Information theorist Nomura Masaichi, noting Tenrikyo's description of the oyasato-yakata as a realization of the prophecy of Oyasama and the Tenrikyo saying that "in the construction of form lies the construction of hearts", refers to the ongoing construction as a "medium that combats decontextualization", claiming that it gives renewed relevance to the teachings and introduces a physical context by giving them an active role in shaping the city, and that in time, the thoughts of Tenrikyo believers will come to embody the grand scale of the architecture.

One Tenrikyo elder has written the following on the subject:

"This vision of the Home of the Parent is not one of a world of concepts and beliefs apart from the actual world. It is a place where living beings can lead their lives, and place where they will have everything that is required for their lives. Yet it is not an ordinary place for living. Centered on the Jiba, it is a place to which the children return out of their longing for their Parent. Here, embraced by the love of God the Parent, they seek and cultivate the mind that is single-hearted with God. Here, they savor the joy of Parent and children living together in peace and harmony."

Taro Igarashi notes first and foremost its massive accomplishment in city planning.
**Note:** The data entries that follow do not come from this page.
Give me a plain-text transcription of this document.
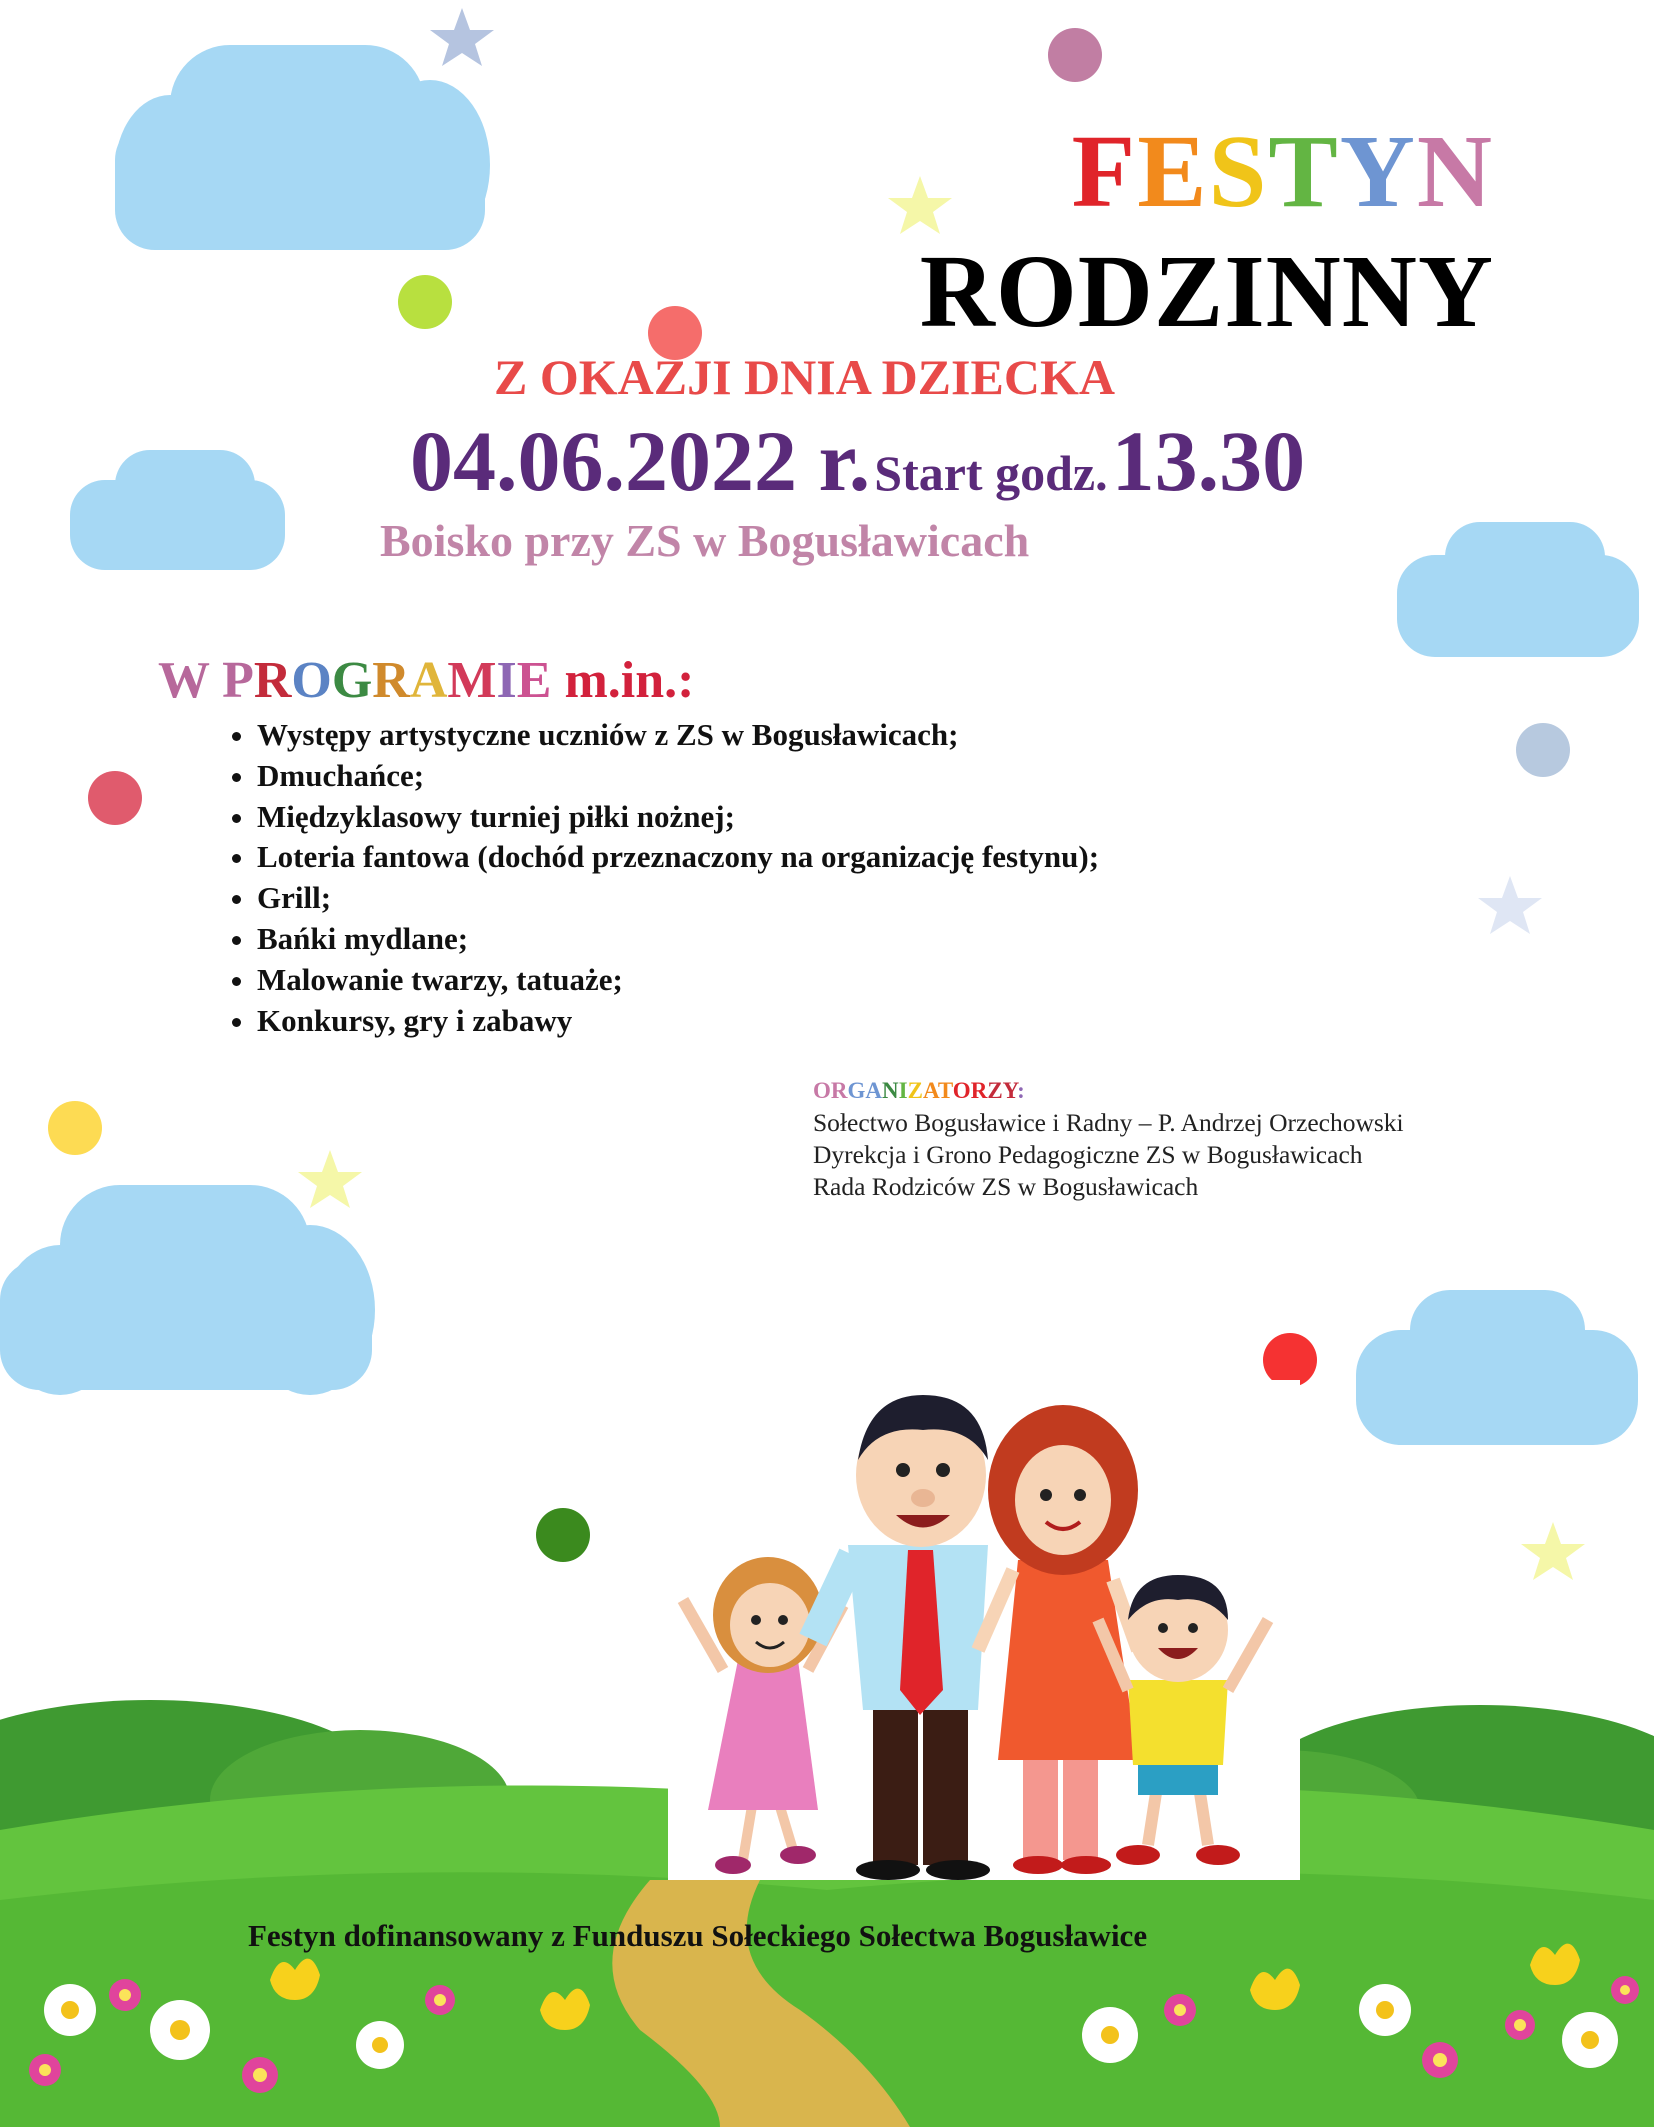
FESTYN
RODZINNY
Z OKAZJI DNIA DZIECKA
04.06.2022 r. Start godz. 13.30
Boisko przy ZS w Bogusławicach
W PROGRAMIE m.in.:
• Występy artystyczne uczniów z ZS w Bogusławicach;
• Dmuchańce;
• Międzyklasowy turniej piłki nożnej;
• Loteria fantowa (dochód przeznaczony na organizację festynu);
• Grill;
• Bańki mydlane;
• Malowanie twarzy, tatuaże;
• Konkursy, gry i zabawy
ORGANIZATORZY:
Sołectwo Bogusławice i Radny – P. Andrzej Orzechowski
Dyrekcja i Grono Pedagogiczne ZS w Bogusławicach
Rada Rodziców ZS w Bogusławicach
Festyn dofinansowany z Funduszu Sołeckiego Sołectwa Bogusławice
The ground-level architecture can be compared somewhat to Karl Marx-Hof, a massive tenement complex in Vienna, and the pilotis evoke Charles Fourier's phalanstère, an architectural form specifically designed to evoke and construct an egalitarian utopia. However, the use of Japanese roofs in a modern city is quite rare, and the sheer size of the yakata makes it perhaps a unique megastructure anywhere in the world. Commenting on Taro's article, the theologian Akio Inoue adds that the final interpretation, for the Tenrikyo believers who funded and built the structure, cannot be to inspire individual faith alone, but to "bridge the Joyous Life of the individual which determines the inner substance of faith and the world of the Joyous Life as an organized community".